Кстати сказать, визит в Министерство информации весьма наглядно продемонстрировал истинный вес и значение идеологического ведомства для страны. Это был не обитый лакированной вагонкой тесный офис Министерства туризма, занимавший этаж неказистого бетонного здания на окраине столицы. Это не были забитые траченной казенной мебелью безликие помещения МИДа в сером пропыленном небоскребе…

Министерство информации размещалось по соседству с военным ведомством в высоком усиленно охраняемом здании элегантной архитектуры. Мы шли, утопая в роскошном цветном ковре, и с затянутых шелковыми обоями стен на нас косили влажными глазами разгоряченные кони на покрытых кракелюрами полотнах. Антикварная мебель хвасталась алым бархатом и позолотой, в ослепительно-белые двойные двери вцепилась начищенная медь, ей откликалась бронза фигурных пепельниц и письменных приборов…

В общении с нами Ибрагим вскорости оттаял, мы с ним даже перешли на «ты». Фрондируя, он начал регулярно выпивать в нашей компании, чем вызывал молчаливое неодобрение двух сопровождавших нас повсюду представителей Министерства. На вопрос, не попадет ли ему, доктор, ухмыльнувшись, ответил:

— А где они в другой раз переводчика найдут? И потом, я выполняю указание: делать все, чтоб гости себя чувствовали, как дома…

Мы встречались с министрами и журналистами, посещали музеи и официальные приемы. Время от времени появлялся более высокий министерский чин, справлявшийся, всем ли гости довольны. В отличие от парочки наших спутников он вполне сносно изъяснялся по-русски. Явившись в очередной раз, он после церемониальных приветствий-вопросов-ответов отвел меня в сторону и покаянно заговорил:

— Мы крайне виноваты перед вами. Вы представляете еврейскую прессу, а мы не подготовили никакой еврейской программы. (Грозный взгляд в сторону наших сопровождающих. Те ловят взгляд и покаянно опускают головы.) Так вот, завтра перед встречей в министерстве туризма вас завезут в синагогу…

— Ну, если коллеги не возражают…

Коллеги активно не возражали, и рано утром нас привезли к массивному серому зданию в стиле ар-деко. По сторонам стояли на карауле вооруженные солдаты. Из двора навстречу нам вышли еще четверо военных. Один из сопровождавших заговорил со старшим, тот пожимал плечами и разводил руками.

— Здание закрыто, — перевел Ибрагим. — Ключи у старосты, но до него вчера не дозвонились.

Чиновник заорал на выпучившего глаза начальника стражи, тот выкрикнул что-то указующе-направляющее, и двое его подчиненных, подхватившись, стремительно побежали куда-то.

— Он велел им немедленно привести старика. Тут недалеко. Маленький еврейский квартал, — объяснил Ибрагим.

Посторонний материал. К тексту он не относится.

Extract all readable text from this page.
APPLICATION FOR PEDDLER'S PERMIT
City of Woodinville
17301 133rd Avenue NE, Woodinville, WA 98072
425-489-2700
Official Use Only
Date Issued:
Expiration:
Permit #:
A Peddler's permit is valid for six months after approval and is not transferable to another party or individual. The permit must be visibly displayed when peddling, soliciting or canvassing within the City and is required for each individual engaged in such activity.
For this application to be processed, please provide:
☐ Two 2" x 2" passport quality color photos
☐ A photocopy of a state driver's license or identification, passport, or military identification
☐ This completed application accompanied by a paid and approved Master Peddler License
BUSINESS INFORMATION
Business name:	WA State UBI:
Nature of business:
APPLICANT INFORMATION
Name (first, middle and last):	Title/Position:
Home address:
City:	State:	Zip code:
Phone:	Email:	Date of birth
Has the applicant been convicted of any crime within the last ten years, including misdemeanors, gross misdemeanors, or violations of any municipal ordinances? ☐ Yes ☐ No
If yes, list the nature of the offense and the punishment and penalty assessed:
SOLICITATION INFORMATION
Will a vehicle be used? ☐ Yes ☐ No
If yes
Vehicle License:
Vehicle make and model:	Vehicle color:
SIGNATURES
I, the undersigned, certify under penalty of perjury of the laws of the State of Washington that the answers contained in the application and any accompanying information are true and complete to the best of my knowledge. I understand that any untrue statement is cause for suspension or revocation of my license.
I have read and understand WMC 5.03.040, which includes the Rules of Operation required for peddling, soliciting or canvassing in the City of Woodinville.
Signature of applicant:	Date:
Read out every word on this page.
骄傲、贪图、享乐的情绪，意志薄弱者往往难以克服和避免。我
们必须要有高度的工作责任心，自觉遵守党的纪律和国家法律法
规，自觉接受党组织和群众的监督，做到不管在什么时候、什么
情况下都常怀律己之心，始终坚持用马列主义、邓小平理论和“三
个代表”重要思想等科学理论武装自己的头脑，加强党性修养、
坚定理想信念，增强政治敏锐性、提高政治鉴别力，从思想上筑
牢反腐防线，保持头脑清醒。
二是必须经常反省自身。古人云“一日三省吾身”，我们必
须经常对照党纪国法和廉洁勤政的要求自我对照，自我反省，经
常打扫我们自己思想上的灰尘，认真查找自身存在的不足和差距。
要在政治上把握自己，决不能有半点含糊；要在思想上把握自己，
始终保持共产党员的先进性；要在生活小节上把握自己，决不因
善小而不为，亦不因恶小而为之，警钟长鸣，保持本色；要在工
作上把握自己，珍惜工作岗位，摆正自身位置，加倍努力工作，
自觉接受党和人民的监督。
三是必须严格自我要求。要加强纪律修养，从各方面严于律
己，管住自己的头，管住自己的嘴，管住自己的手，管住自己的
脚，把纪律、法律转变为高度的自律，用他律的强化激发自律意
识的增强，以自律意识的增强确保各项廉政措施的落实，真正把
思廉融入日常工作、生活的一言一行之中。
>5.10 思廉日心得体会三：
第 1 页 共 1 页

— Верни их, — отчаянно зашептал я переводчику. — Скажи ему, чтоб сию минуту их вернул!

Доктор удивленно посмотрел на меня и сказал что-то чиновнику. Тот глядел на меня с еще большим изумлением.

— Скажи ему, что старика может не оказаться дома. Тогда дело затянется, и я буду крайне неловко себя чувствовать, если из-за этого мы опоздаем на важную встречу в министерстве туризма.

Ибрагим перевел. Чиновник понимающе кивнул головой и посмотрел на меня с уважением. Потом резко сказал что-то начальнику караула, и вслед за стремительно удаляющейся, грохоча высокими башмаками, парой солдат еще более стремительно рванул третий.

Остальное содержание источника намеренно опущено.